The official compensation process never requests passwords, private keys, or recovery phrases. Users should only submit claims through Trust Wallet’s verified support portal at trustwallet-support.freshdesk.com. Any other communication claiming to offer reimbursement should be treated as fraudulent.

This secondary wave of scams adds another layer of risk for victims already dealing with stolen funds. The company stressed that users should verify all communications come from official Trust Wallet channels before taking any action.

Broader Security Implications

The Trust Wallet incident fits into a larger pattern of supply chain attacks targeting cryptocurrency users in 2024. According to Chainalysis data, cryptocurrency theft reached $6.75 billion in 2024, with personal wallet compromises surging to 158,000 from 64,000 the previous year.

Browser extensions present unique security challenges because they operate with elevated permissions and can access sensitive user data. A single compromised update can affect hundreds of thousands of users within hours.

The incident also demonstrates how weak verification processes can transform a single security breach into multiple problems. Trust Wallet must now dedicate significant resources to filtering false claims while genuine victims wait for compensation.

Trust Wallet’s Chrome extension has approximately one million users according to its official listing, though practical exposure depends on how many people installed version 2.68 and entered sensitive data during the vulnerable window.

The Path Forward

Trust Wallet has taken several steps to prevent future incidents. The company expired all release APIs to block unauthorized version updates for the next two weeks. The malicious domain used to collect stolen data was reported to its registrar and promptly suspended.

However, questions remain about how attackers obtained the Chrome Web Store API key and whether additional security measures will be implemented. The ongoing forensic investigation may provide answers, but Trust Wallet has not announced specific changes to its release process.

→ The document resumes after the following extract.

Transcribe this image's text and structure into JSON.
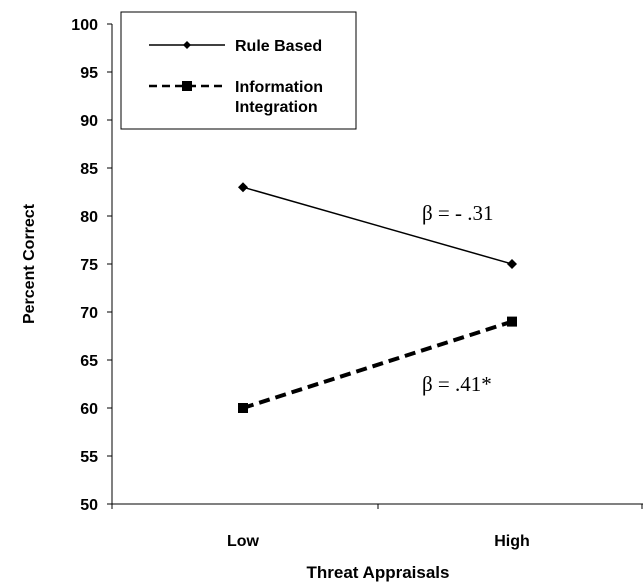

For cryptocurrency users, the incident reinforces the importance of treating wallet updates with extreme caution. Security experts recommend waiting for community confirmation before installing updates and considering hardware wallets for significant holdings.

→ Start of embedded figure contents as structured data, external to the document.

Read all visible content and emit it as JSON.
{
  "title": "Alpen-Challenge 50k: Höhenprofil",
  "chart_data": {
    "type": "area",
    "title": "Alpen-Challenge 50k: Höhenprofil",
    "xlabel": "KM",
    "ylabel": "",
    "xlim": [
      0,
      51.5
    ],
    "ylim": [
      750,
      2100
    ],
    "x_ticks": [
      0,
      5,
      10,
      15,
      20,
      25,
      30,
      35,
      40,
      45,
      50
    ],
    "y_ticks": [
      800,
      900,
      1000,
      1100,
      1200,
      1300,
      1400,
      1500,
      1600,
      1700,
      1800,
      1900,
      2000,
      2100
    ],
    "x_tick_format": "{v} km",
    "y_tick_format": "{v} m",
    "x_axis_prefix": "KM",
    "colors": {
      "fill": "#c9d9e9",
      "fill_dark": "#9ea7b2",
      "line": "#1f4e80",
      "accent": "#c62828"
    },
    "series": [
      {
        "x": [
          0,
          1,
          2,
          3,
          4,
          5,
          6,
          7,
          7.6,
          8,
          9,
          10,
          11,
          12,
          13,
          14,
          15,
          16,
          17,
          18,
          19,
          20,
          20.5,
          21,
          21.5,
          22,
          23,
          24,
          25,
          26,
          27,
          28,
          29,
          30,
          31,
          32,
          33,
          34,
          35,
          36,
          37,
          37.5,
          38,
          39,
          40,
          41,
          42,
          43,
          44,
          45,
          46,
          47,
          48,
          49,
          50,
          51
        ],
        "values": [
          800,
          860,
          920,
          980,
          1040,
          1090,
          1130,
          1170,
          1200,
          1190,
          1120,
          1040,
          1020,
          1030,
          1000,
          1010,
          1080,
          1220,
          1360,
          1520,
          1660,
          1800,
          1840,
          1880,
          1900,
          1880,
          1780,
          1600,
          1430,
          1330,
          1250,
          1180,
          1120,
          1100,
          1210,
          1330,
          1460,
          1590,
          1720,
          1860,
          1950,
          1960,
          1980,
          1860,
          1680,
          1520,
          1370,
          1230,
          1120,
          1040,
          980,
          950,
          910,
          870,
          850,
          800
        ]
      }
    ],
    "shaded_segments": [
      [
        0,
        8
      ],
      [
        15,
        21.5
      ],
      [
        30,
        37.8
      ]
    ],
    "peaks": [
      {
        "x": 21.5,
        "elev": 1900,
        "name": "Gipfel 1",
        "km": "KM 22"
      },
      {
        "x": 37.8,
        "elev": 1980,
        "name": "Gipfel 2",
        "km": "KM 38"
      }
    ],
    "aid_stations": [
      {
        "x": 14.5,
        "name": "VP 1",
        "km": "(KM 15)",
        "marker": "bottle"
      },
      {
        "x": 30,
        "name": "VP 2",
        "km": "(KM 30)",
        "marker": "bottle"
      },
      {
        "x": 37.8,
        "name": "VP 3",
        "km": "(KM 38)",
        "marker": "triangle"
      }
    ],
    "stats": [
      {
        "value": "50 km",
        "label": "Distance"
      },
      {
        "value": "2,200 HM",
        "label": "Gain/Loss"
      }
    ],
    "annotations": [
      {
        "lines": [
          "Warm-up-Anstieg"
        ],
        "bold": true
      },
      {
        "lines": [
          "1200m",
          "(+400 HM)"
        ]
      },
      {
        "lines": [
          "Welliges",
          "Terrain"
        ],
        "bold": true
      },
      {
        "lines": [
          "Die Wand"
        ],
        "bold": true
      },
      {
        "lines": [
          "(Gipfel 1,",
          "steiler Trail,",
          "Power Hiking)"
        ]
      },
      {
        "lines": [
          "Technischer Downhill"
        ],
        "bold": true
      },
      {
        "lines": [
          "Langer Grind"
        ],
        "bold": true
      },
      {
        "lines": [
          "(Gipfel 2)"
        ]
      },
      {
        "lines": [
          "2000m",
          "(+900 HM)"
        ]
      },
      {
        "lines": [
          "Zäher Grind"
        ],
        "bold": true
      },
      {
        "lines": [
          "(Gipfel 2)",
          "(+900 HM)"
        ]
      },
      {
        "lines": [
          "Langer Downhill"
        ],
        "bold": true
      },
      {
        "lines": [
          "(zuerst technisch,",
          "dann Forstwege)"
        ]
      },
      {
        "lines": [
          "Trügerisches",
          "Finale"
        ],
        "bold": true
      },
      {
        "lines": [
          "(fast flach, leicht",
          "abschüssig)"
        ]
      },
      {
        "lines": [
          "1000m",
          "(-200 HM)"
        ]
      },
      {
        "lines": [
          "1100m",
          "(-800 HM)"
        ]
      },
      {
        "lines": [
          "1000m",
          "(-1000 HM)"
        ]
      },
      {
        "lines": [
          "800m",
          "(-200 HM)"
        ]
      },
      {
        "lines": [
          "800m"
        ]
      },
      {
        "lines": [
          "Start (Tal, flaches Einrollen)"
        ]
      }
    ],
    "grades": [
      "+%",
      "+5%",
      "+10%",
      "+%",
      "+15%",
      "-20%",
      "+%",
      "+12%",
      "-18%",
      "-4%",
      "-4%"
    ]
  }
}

The compensation process continues as Trust Wallet works through thousands of claims. The company’s ability to accurately identify legitimate victims while blocking fraudulent submissions will likely influence how other wallet providers handle future security incidents.

Reality Check

The Trust Wallet breach exposes two critical vulnerabilities in cryptocurrency security: supply chain attacks can bypass even well-designed security systems, and compensation processes themselves become targets for fraud. As Trust Wallet navigates verification of nearly 5,000 claims for 2,596 actual victims, the incident serves as a costly reminder that in crypto security, the cleanup can be as challenging as the breach itself.